While we were trying to conceive - I can not count how many times I heard “God’s timing is perfect.” At first it was comforting, but as the years wore on - the timing seemed less and less perfect. I will never forget the first time we went to visit Mike’s Nan after my endometriosis surgery. She looked at me (clueless that we were seeking medical help and that I just had this surgery) and smiled and said “you are going to have a baby.” Shock ran through my body as I tried to comprehend what she had just said (her dementia had her saying all types of crazy things) but it was clear as day. I thought, this surgery will work. I had renewed hope. A month later she passed away and two months after that we stopped trying. If I were to pick my perfect timing - I would have gotten pregnant sooner and been able to tell her that she was right and share with her the joy. BUT - God doesn’t promise us ‘our perfect’. He does however promise a purpose. If we are so devastated and fixated on the lack of perfection - it will be so easy to miss the purpose.
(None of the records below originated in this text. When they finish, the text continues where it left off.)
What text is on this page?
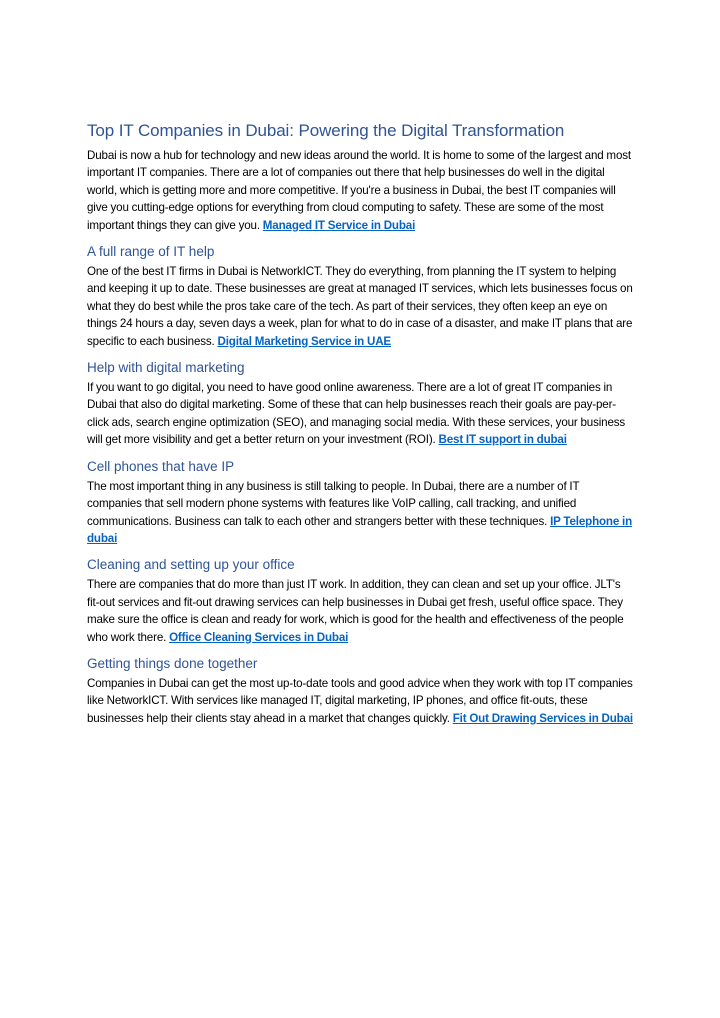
Top IT Companies in Dubai: Powering the Digital Transformation

Dubai is now a hub for technology and new ideas around the world. It is home to some of the largest and most important IT companies. There are a lot of companies out there that help businesses do well in the digital world, which is getting more and more competitive. If you're a business in Dubai, the best IT companies will give you cutting-edge options for everything from cloud computing to safety. These are some of the most important things they can give you. Managed IT Service in Dubai

A full range of IT help

One of the best IT firms in Dubai is NetworkICT. They do everything, from planning the IT system to helping and keeping it up to date. These businesses are great at managed IT services, which lets businesses focus on what they do best while the pros take care of the tech. As part of their services, they often keep an eye on things 24 hours a day, seven days a week, plan for what to do in case of a disaster, and make IT plans that are specific to each business. Digital Marketing Service in UAE

Help with digital marketing

If you want to go digital, you need to have good online awareness. There are a lot of great IT companies in Dubai that also do digital marketing. Some of these that can help businesses reach their goals are pay-per-click ads, search engine optimization (SEO), and managing social media. With these services, your business will get more visibility and get a better return on your investment (ROI). Best IT support in dubai

Cell phones that have IP

The most important thing in any business is still talking to people. In Dubai, there are a number of IT companies that sell modern phone systems with features like VoIP calling, call tracking, and unified communications. Business can talk to each other and strangers better with these techniques. IP Telephone in dubai

Cleaning and setting up your office

There are companies that do more than just IT work. In addition, they can clean and set up your office. JLT's fit-out services and fit-out drawing services can help businesses in Dubai get fresh, useful office space. They make sure the office is clean and ready for work, which is good for the health and effectiveness of the people who work there. Office Cleaning Services in Dubai

Getting things done together

Companies in Dubai can get the most up-to-date tools and good advice when they work with top IT companies like NetworkICT. With services like managed IT, digital marketing, IP phones, and office fit-outs, these businesses help their clients stay ahead in a market that changes quickly. Fit Out Drawing Services in Dubai
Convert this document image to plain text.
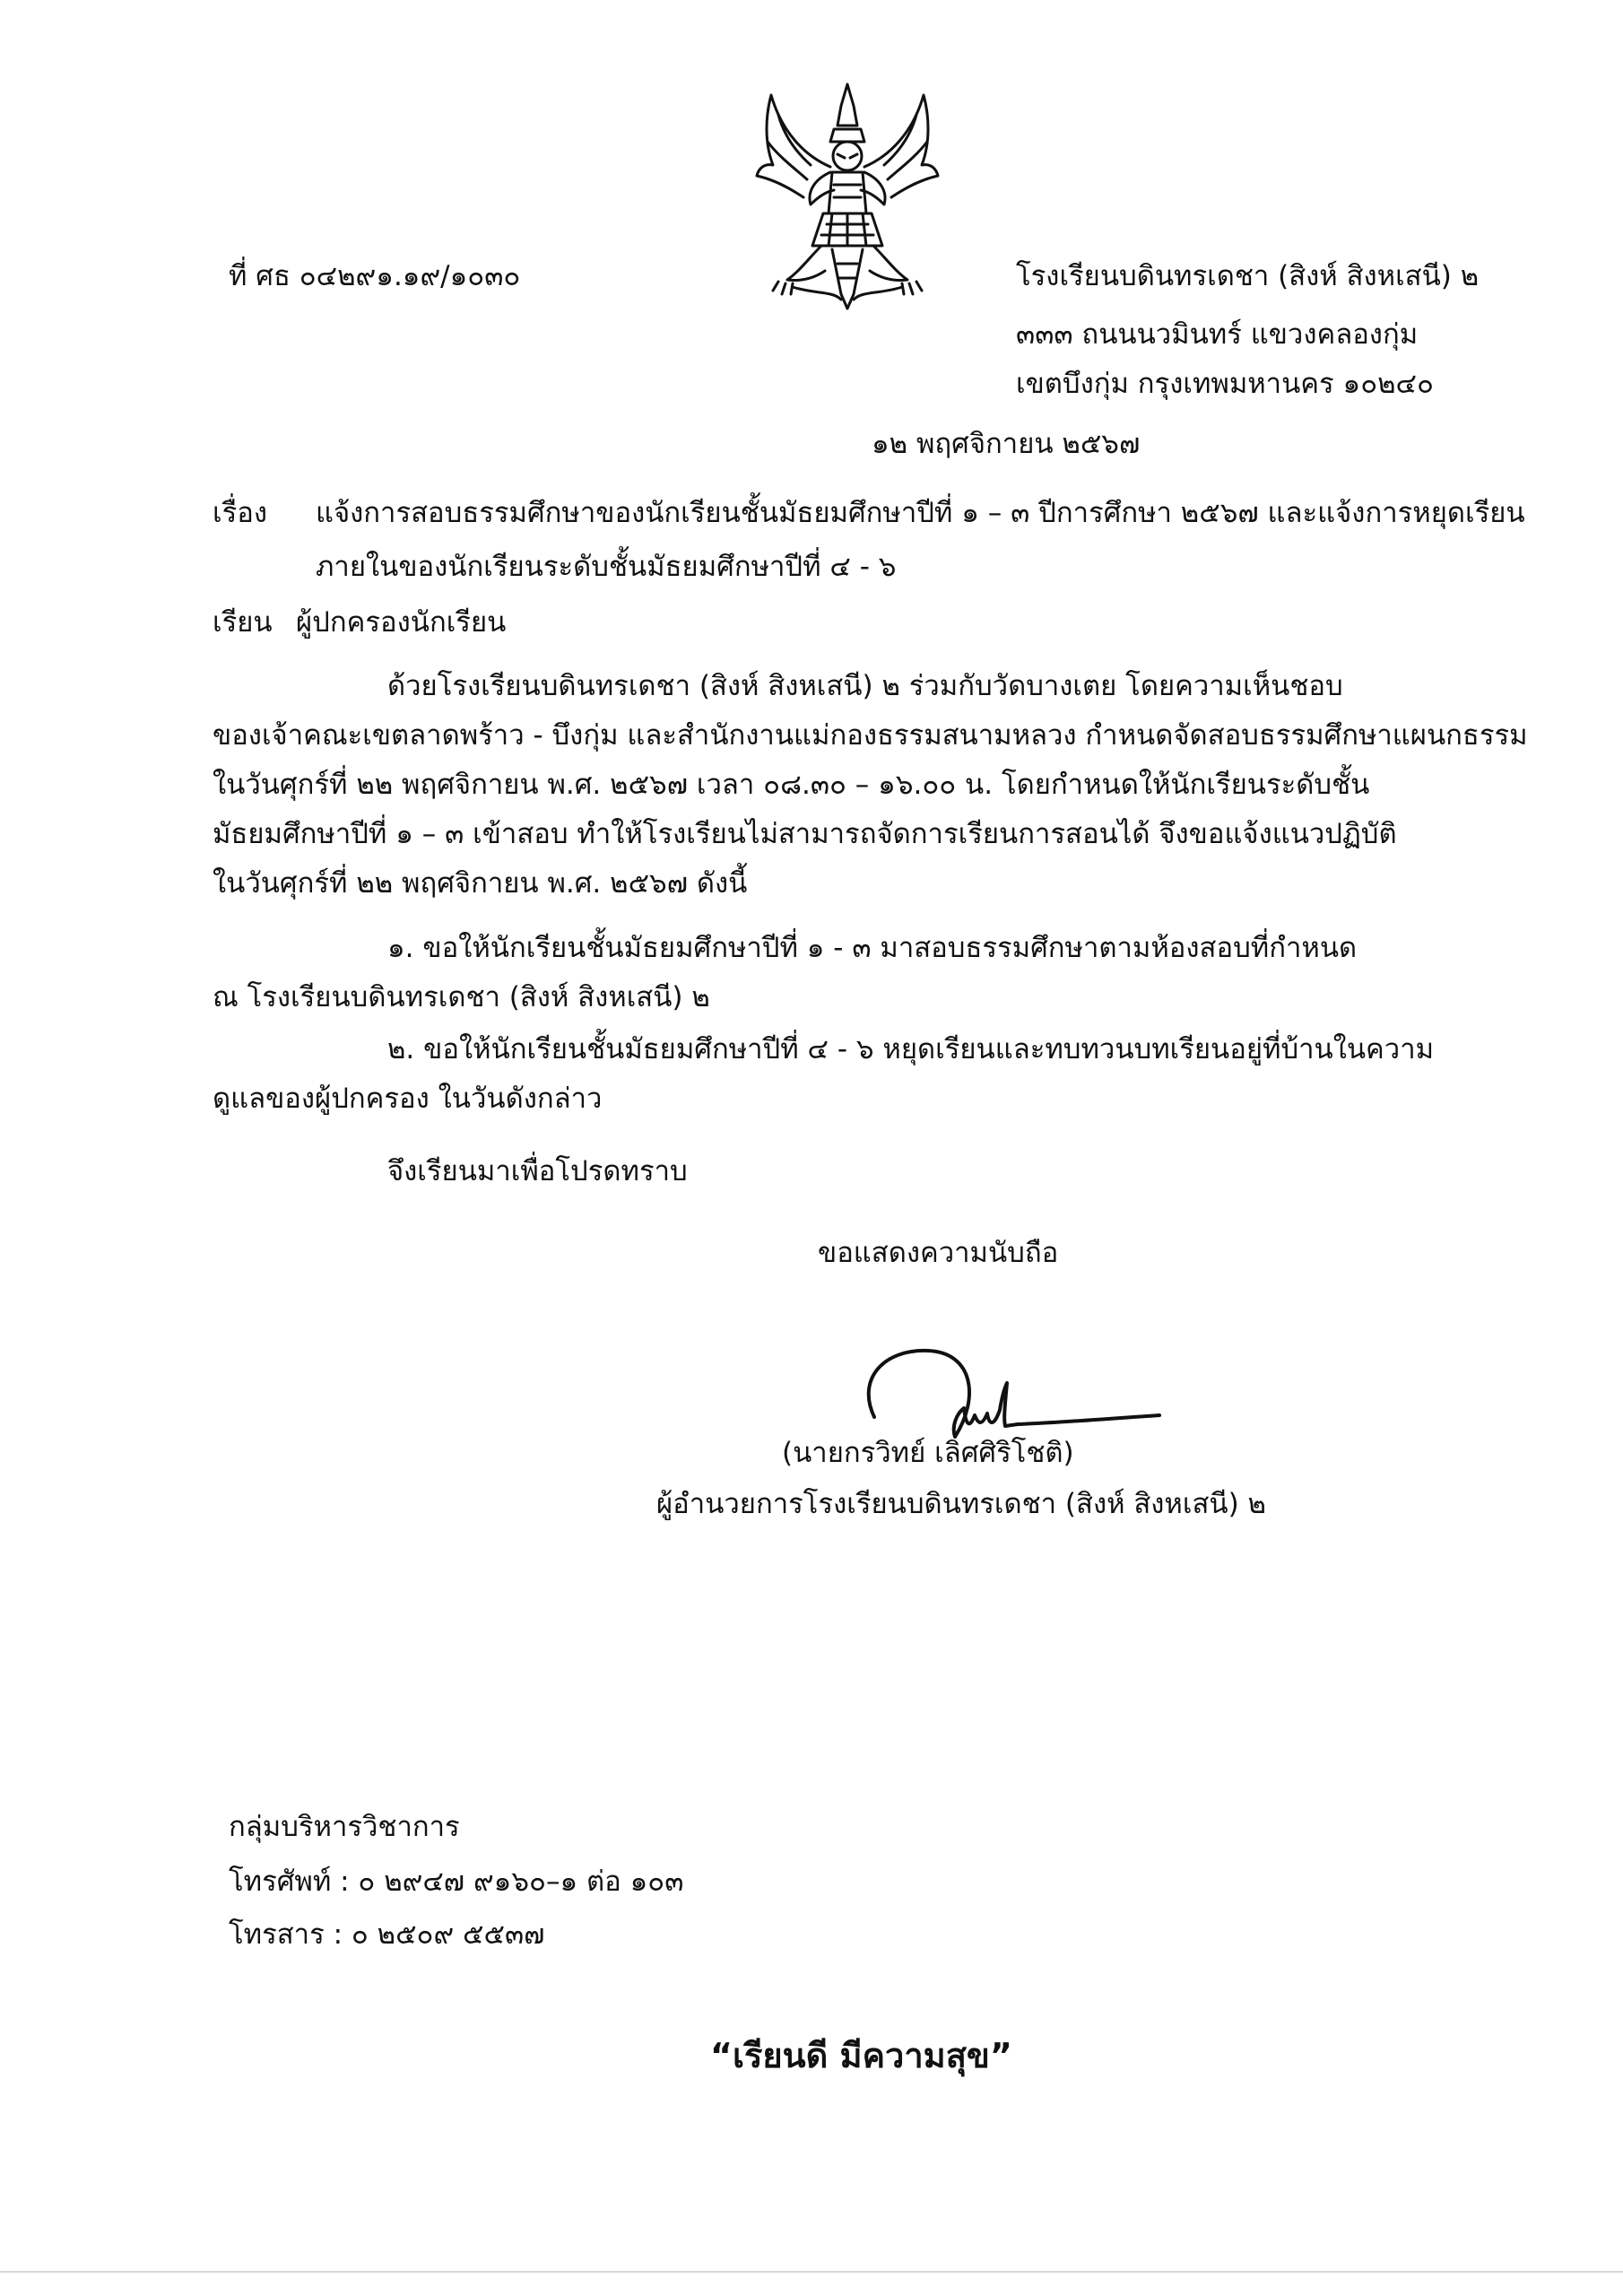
ที่ ศธ ๐๔๒๙๑.๑๙/๑๐๓๐	โรงเรียนบดินทรเดชา (สิงห์ สิงหเสนี) ๒
๓๓๓ ถนนนวมินทร์ แขวงคลองกุ่ม
เขตบึงกุ่ม กรุงเทพมหานคร ๑๐๒๔๐
๑๒ พฤศจิกายน ๒๕๖๗
เรื่อง แจ้งการสอบธรรมศึกษาของนักเรียนชั้นมัธยมศึกษาปีที่ ๑ – ๓ ปีการศึกษา ๒๕๖๗ และแจ้งการหยุดเรียน
ภายในของนักเรียนระดับชั้นมัธยมศึกษาปีที่ ๔ - ๖
เรียน ผู้ปกครองนักเรียน
ด้วยโรงเรียนบดินทรเดชา (สิงห์ สิงหเสนี) ๒ ร่วมกับวัดบางเตย โดยความเห็นชอบ
ของเจ้าคณะเขตลาดพร้าว - บึงกุ่ม และสำนักงานแม่กองธรรมสนามหลวง กำหนดจัดสอบธรรมศึกษาแผนกธรรม
ในวันศุกร์ที่ ๒๒ พฤศจิกายน พ.ศ. ๒๕๖๗ เวลา ๐๘.๓๐ – ๑๖.๐๐ น. โดยกำหนดให้นักเรียนระดับชั้น
มัธยมศึกษาปีที่ ๑ – ๓ เข้าสอบ ทำให้โรงเรียนไม่สามารถจัดการเรียนการสอนได้ จึงขอแจ้งแนวปฏิบัติ
ในวันศุกร์ที่ ๒๒ พฤศจิกายน พ.ศ. ๒๕๖๗ ดังนี้
๑. ขอให้นักเรียนชั้นมัธยมศึกษาปีที่ ๑ - ๓ มาสอบธรรมศึกษาตามห้องสอบที่กำหนด
ณ โรงเรียนบดินทรเดชา (สิงห์ สิงหเสนี) ๒
๒. ขอให้นักเรียนชั้นมัธยมศึกษาปีที่ ๔ - ๖ หยุดเรียนและทบทวนบทเรียนอยู่ที่บ้านในความ
ดูแลของผู้ปกครอง ในวันดังกล่าว
จึงเรียนมาเพื่อโปรดทราบ
ขอแสดงความนับถือ
(นายกรวิทย์ เลิศศิริโชติ)
ผู้อำนวยการโรงเรียนบดินทรเดชา (สิงห์ สิงหเสนี) ๒
กลุ่มบริหารวิชาการ
โทรศัพท์ : ๐ ๒๙๔๗ ๙๑๖๐–๑ ต่อ ๑๐๓
โทรสาร : ๐ ๒๕๐๙ ๕๕๓๗
“เรียนดี มีความสุข”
Am I disappointed that I won’t have a daughter of my own - did I have my hopes up? Yes - absolutely but it won’

So I encourage each of you to put down the ideas of perfection, glance around your beautiful mess and smile because hidden among it is some of the greatest treasures and most valuable purposes.

The gender reveal

We decided to go with a Sandlot movie theme to reveal the gender. We love the movie and we are easily considered a baseball family! While I was secretly (ok maybe not secretly) hoping to get a little pink onesie that said “she’s gonna play ball like a girl” - our Nathan was most thrilled to announce to everyone that we were having another boy! We went back to the ballpark where we took pictures on our wedding day (Yes, I ran around a baseball field in my wedding dress- one of my favorite memories of our day!) to share the news. I got myself a cute ‘you’re kicking me smalls’ t-shirt and purchased gender reveal baseballs! We let both boys smash one - which was the highlight of the evening for them!